Home >Heritages

A sea of possibility

By Wang Kaihao | China Daily | Updated: 2021-07-29

ae.jpeg

Past and present stand side by side. [Photo by Chen Yingjie for China Daily]

A bridge of trade

The tide still rises and falls, day after day, in front of the Estuary and Shihu stone docks, which no longer receive sailors from afar. Liusheng and Wanshou pagodas remain, but today's cargo ships do not need them to navigate.

Still, visiting these sites is like a pilgrimage to the past and a journey to reconstruct the full picture of a trade system.

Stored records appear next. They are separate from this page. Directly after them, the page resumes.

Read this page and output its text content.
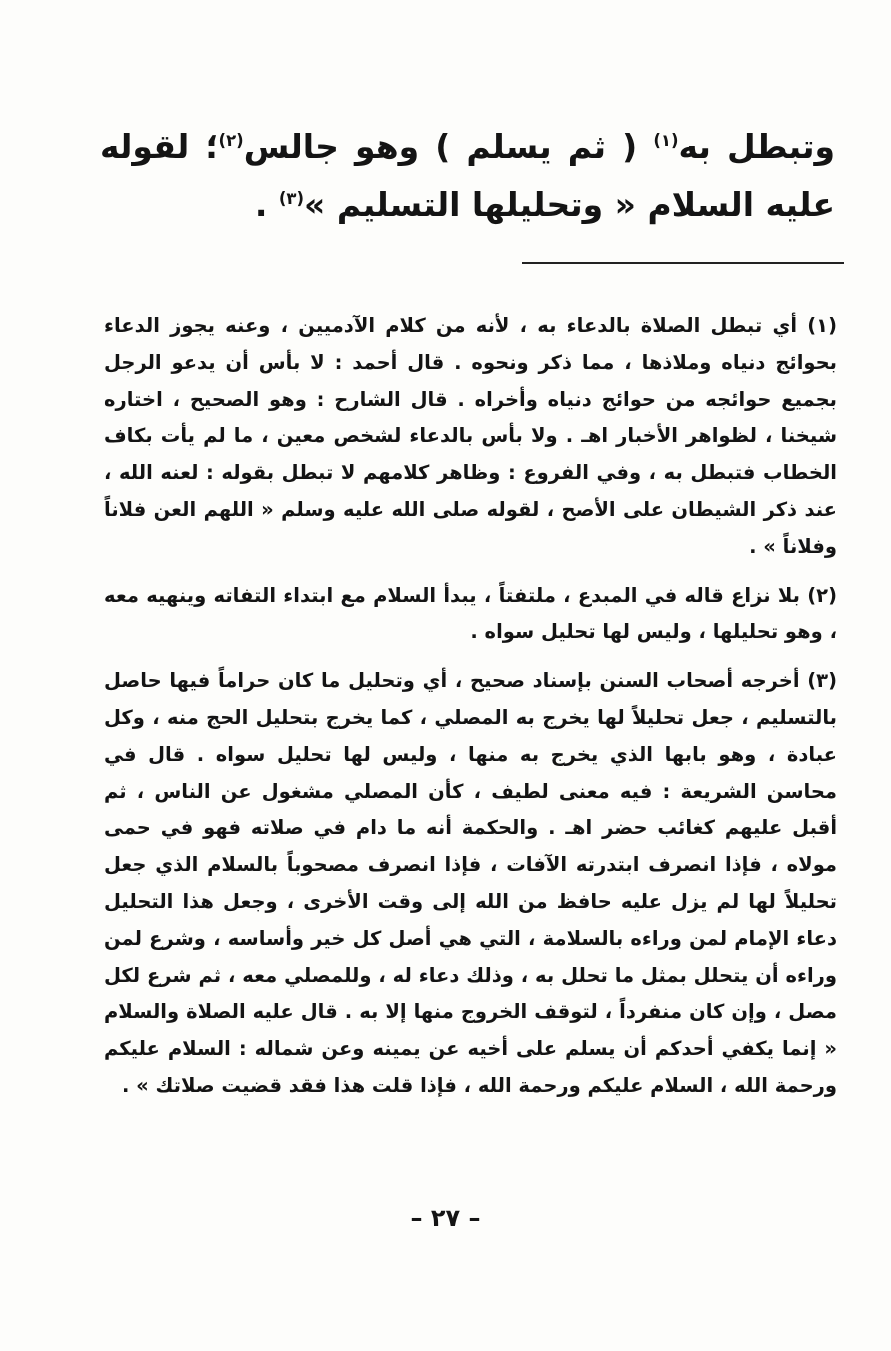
وتبطل به$^{(١)}$ ( ثم يسلم ) وهو جالس$^{(٢)}$؛ لقوله عليه السلام « وتحليلها التسليم »$^{(٣)}$ .

(١) أي تبطل الصلاة بالدعاء به ، لأنه من كلام الآدميين ، وعنه يجوز الدعاء بحوائج دنياه وملاذها ، مما ذكر ونحوه . قال أحمد : لا بأس أن يدعو الرجل بجميع حوائجه من حوائج دنياه وأخراه . قال الشارح : وهو الصحيح ، اختاره شيخنا ، لظواهر الأخبار اهـ . ولا بأس بالدعاء لشخص معين ، ما لم يأت بكاف الخطاب فتبطل به ، وفي الفروع : وظاهر كلامهم لا تبطل بقوله : لعنه الله ، عند ذكر الشيطان على الأصح ، لقوله صلى الله عليه وسلم « اللهم العن فلاناً وفلاناً » .

(٢) بلا نزاع قاله في المبدع ، ملتفتاً ، يبدأ السلام مع ابتداء التفاته وينهيه معه ، وهو تحليلها ، وليس لها تحليل سواه .

(٣) أخرجه أصحاب السنن بإسناد صحيح ، أي وتحليل ما كان حراماً فيها حاصل بالتسليم ، جعل تحليلاً لها يخرج به المصلي ، كما يخرج بتحليل الحج منه ، وكل عبادة ، وهو بابها الذي يخرج به منها ، وليس لها تحليل سواه . قال في محاسن الشريعة : فيه معنى لطيف ، كأن المصلي مشغول عن الناس ، ثم أقبل عليهم كغائب حضر اهـ . والحكمة أنه ما دام في صلاته فهو في حمى مولاه ، فإذا انصرف ابتدرته الآفات ، فإذا انصرف مصحوباً بالسلام الذي جعل تحليلاً لها لم يزل عليه حافظ من الله إلى وقت الأخرى ، وجعل هذا التحليل دعاء الإمام لمن وراءه بالسلامة ، التي هي أصل كل خير وأساسه ، وشرع لمن وراءه أن يتحلل بمثل ما تحلل به ، وذلك دعاء له ، وللمصلي معه ، ثم شرع لكل مصل ، وإن كان منفرداً ، لتوقف الخروج منها إلا به . قال عليه الصلاة والسلام « إنما يكفي أحدكم أن يسلم على أخيه عن يمينه وعن شماله : السلام عليكم ورحمة الله ، السلام عليكم ورحمة الله ، فإذا قلت هذا فقد قضيت صلاتك » .

– ٢٧ –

For its protection, no motor vehicle is allowed to pass over Luoyang Bridge, about 10 kilometers away from downtown Quanzhou. It is quiet now, but it is easy for today's visitors to imagine the glorious heyday of the 731-meter-long bridge with its 47 grand arches, and 968-year history.

"In its time, it was a super construction over the sea and represented the country's highest level of bridge-building techniques and wisdom," says Wu Yujuan, director of Quanzhou Cultural Heritage Conservation and Research Center.

Wu says local people invented a method to cultivate oysters on the foundations of the bridge to cement the construction as glue. Consequently, in ancient times, fishing them from water was strictly prohibited by local government.